My briefing with U.S. Forces Commander General James Thurman and our Ambassador, Sung Kim, (born in Seoul, raised in Los Angeles) made it clear that South Koreans are incredibly exposed. Whole new cities have arisen between Seoul and the DMZ in just the last few years.
With South Korea's continuing vulnerability and with China expanding its military, challenging our Air Force, Navy and space dominance, it is vital that we work closely with our allies to get our force structure right and encourage their governments to step forward with bases and training sites. These costs must be shared.
For example, why is the Administration forward basing four Aegis missile defense destroyers in Spain and seemingly ignoring the threat to South Korea, Japan or Taiwan?
As we reduce the size of the Army and Marines, who will take up the "slack" if North Korean forces come charging across the 38th parallel again?
As our Navy grapples with the sheer enormity of the Pacific Ocean -- the "tyranny of distance" -- why has the Administration abandoned plans to increase the size of the fleet?
How will the President's proposed $487 billion cut in national security spending hinder efforts to react to emergencies in the region?
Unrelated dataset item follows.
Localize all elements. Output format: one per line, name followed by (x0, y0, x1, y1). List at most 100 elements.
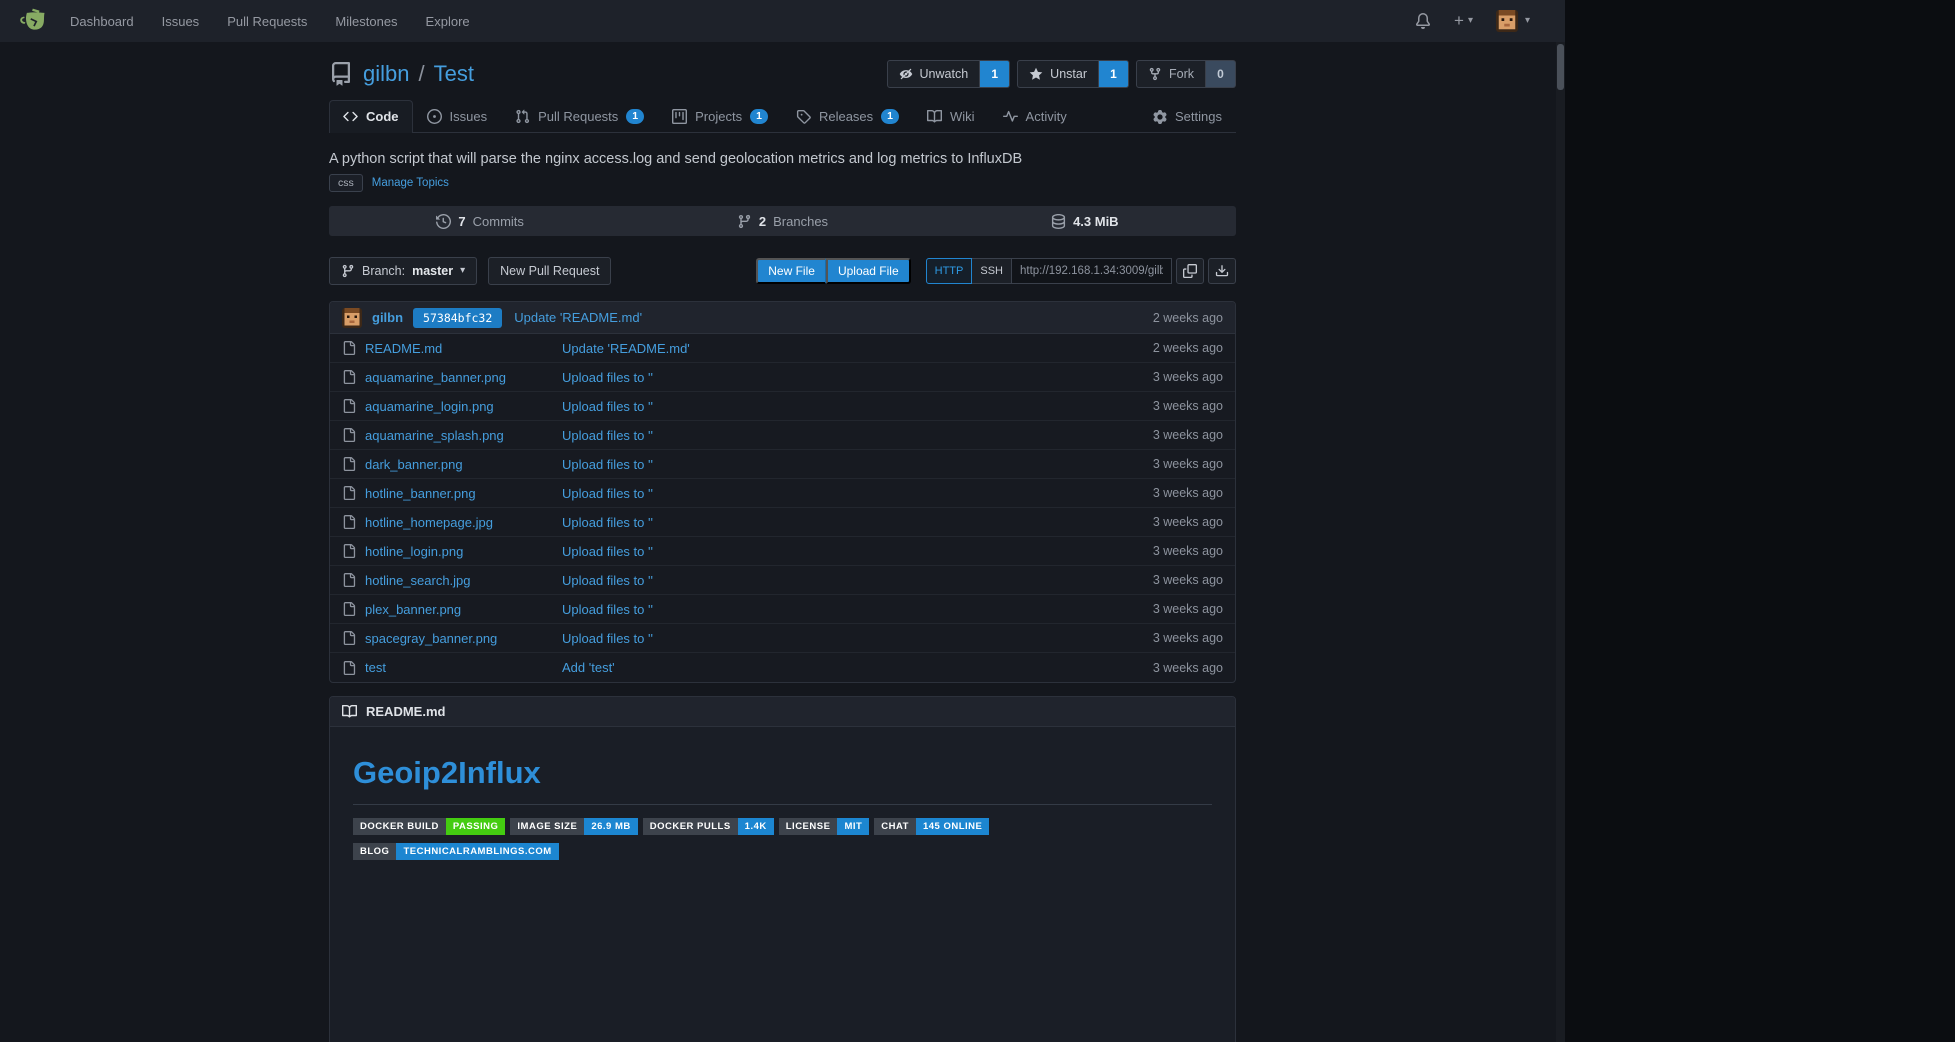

The President's stated commitment to the Asia-Pacific region requires close examination. Our military leaders need to assure Congress that these plans meet all cooperative security agreements and protect U.S. territories and our homeland and are financially feasible.
The Administration is unclear, deliberately so I suspect, on deciding how to counterbalance China's growing military. There is plenty of talk about more bases, "rotating" U.S. assets and greater roles for our Special Forces, all while being mindful of the sovereignty of the nations which host our soldiers, airmen, sailors and Marines.
The Obama Administration is pivoting our military toward Asia. In concept, it is a sound strategy. However, Congress truly needs a thorough review before any further appropriations are committed.
National and regional security and our international treaty obligations demand it, even in these austere times.